North Korean state media reported Sunday that the 24-year-old man, who was reportedly in quarantine, showed symptoms of coronavirus after returning to his homeland across the border that separated the two Koreas last week.
North Korean leader Kim Jong-un declared a “maximum emergency” state and ordered the border city of Kaesong, where the deserter was discovered, to be locked up, the state news agency KCNA said.
KCNA did not say whether the man had been screened for Covid-19, but said “an uncertain result was obtained from various medical checks of that person’s organ secretion and blood from the upper respiratory tract,” leading to the officials to quarantine and investigate anyone with whom they have been in contact.
But on Monday, southern health authorities said there was no evidence that the defector had contracted the disease.
“The person is neither registered as a Covid-19 patient nor classified as a person who came into contact with patients with the virus,” Yoon Tae-ho, a senior health official, said at a press conference, according to the news agency. Yonhap.
The Korean Centers for Disease Control and Prevention (KCDC) said two people who had been in close contact with the deserter were negative, Yoon said, according to Yonhap.
The South Korean military said the defector is believed to have swum into North Korea from the western border island of Ganghwa, the same route it took when it deserted three years ago, after passing under a barbed wire through from a drain to evade South Korean security guards.
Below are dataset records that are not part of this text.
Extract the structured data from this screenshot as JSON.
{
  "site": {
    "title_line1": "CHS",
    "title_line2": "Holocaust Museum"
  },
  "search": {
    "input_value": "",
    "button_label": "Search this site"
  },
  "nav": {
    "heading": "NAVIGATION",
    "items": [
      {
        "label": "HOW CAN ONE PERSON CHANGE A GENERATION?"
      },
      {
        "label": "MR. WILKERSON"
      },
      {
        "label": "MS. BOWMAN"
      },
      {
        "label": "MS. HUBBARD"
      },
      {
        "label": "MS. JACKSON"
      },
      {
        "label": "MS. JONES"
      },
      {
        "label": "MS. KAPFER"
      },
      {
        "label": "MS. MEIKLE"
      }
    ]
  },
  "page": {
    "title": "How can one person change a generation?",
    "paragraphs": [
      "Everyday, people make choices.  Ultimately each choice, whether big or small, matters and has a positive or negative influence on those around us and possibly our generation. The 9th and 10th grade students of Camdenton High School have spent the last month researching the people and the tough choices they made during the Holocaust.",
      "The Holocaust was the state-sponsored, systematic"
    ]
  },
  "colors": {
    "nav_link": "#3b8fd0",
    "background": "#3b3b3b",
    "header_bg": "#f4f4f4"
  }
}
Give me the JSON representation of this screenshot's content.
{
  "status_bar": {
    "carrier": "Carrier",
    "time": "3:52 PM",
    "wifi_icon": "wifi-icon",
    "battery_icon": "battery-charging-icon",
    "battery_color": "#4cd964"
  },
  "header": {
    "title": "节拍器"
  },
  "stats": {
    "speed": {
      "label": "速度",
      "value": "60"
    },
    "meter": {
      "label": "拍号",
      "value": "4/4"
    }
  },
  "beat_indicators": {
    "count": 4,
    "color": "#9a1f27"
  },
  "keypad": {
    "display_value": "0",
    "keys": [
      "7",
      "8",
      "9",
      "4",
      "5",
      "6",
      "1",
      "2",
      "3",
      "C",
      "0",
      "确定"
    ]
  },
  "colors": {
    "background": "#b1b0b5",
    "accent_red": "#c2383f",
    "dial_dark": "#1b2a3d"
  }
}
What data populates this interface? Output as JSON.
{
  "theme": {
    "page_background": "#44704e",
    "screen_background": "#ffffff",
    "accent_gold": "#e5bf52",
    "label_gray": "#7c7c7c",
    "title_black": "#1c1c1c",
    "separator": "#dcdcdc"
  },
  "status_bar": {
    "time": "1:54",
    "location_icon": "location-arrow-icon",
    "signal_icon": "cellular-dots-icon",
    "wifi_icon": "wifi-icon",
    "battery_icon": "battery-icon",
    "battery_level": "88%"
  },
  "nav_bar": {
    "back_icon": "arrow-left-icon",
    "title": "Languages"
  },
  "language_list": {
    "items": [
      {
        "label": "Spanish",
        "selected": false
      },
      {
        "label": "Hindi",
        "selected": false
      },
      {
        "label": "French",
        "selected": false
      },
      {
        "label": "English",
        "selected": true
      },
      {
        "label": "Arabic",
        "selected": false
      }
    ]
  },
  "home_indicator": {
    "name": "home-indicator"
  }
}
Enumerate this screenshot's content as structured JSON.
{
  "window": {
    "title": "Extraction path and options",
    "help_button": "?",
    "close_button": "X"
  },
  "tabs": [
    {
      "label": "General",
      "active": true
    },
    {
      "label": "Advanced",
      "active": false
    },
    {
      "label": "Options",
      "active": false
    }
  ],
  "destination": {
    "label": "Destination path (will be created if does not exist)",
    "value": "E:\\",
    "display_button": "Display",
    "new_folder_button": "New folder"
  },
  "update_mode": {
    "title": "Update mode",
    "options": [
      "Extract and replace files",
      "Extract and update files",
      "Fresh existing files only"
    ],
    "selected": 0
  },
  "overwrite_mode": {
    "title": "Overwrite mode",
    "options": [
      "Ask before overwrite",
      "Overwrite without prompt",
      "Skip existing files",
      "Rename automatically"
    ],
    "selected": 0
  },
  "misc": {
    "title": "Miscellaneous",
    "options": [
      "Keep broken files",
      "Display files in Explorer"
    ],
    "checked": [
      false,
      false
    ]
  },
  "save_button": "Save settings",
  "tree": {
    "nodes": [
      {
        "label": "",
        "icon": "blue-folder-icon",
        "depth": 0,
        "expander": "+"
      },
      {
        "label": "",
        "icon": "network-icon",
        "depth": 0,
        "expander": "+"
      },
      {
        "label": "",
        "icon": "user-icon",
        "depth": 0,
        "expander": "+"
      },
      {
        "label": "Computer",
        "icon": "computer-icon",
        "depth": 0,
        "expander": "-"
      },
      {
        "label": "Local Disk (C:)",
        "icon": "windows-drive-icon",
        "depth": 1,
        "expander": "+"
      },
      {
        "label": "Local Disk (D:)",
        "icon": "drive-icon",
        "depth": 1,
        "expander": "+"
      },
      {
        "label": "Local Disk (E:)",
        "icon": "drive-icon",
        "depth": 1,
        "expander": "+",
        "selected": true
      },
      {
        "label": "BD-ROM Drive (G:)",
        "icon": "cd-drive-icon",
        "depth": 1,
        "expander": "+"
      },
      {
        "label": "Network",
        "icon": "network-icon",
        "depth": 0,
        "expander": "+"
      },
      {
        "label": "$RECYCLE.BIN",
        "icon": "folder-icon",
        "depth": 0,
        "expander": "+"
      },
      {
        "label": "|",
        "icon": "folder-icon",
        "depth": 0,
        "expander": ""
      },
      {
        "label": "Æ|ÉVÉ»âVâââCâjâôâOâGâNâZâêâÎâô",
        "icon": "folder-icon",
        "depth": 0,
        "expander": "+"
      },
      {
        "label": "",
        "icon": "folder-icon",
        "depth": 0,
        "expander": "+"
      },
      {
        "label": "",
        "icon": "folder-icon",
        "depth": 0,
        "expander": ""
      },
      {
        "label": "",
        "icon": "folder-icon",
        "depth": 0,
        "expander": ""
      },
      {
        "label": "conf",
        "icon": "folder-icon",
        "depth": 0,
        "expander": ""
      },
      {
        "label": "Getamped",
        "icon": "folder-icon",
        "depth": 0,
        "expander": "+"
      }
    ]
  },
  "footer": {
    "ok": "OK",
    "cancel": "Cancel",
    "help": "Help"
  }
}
Only a small number of the approximately 33,000 North Koreans who deserted south since the end of the 1950-53 Korean War return north. Some wanted to see their families before they died, while others have become disillusioned with life in the South, where they face discrimination in education and employment.
North Korea has not responded to South Korea’s claims that the defector, whom media reports have referred to only as “Kim,” does not have Covid-19.
Yonhap reported that the man had been investigated for the alleged rape of a female deserter last month.
South Korea managed to contain the virus in April through a combination of mass testing, tracing, and isolation, but has struggled to suppress smaller outbreaks in the Seoul metropolitan area since late May.
On Monday, the KCDC reported 25 new infections, bringing the country’s total to 14,175, with 299 deaths. The new cases included 16 among people who had recently arrived from abroad.
Until the weekend, North Korea insisted that it had not discovered a single case of Covid-19, a claim disputed by South Korean officials and some health experts.
According to KCNA, Kim Jong-un said Sunday at an emergency meeting of the ruling party’s politburo that “a critical situation” had developed “in which the vicious virus could be said to have entered the country.”
Some analysts believed that the North’s “admission” that the virus had finally arrived in the country could indicate that it needed help fighting the virus.
“It is a watershed moment for North Korea to admit a case,” Choo Jae-woo, a professor at Kyung Hee University, told Reuters. “I could be looking for help in the world. Perhaps for humanitarian assistance.
North Korea closed its borders, canceled international flights, and quarantined thousands of people shortly after the outbreak was first reported in the Chinese city of Wuhan earlier this year.
Experts have warned that the crisp health infrastructure in the North is poorly equipped to respond to a major outbreak.
Kim Jong-un, whose long absence from public life earlier this year sparked rumors that he had a serious heart condition, is speculated to have actually isolated himself.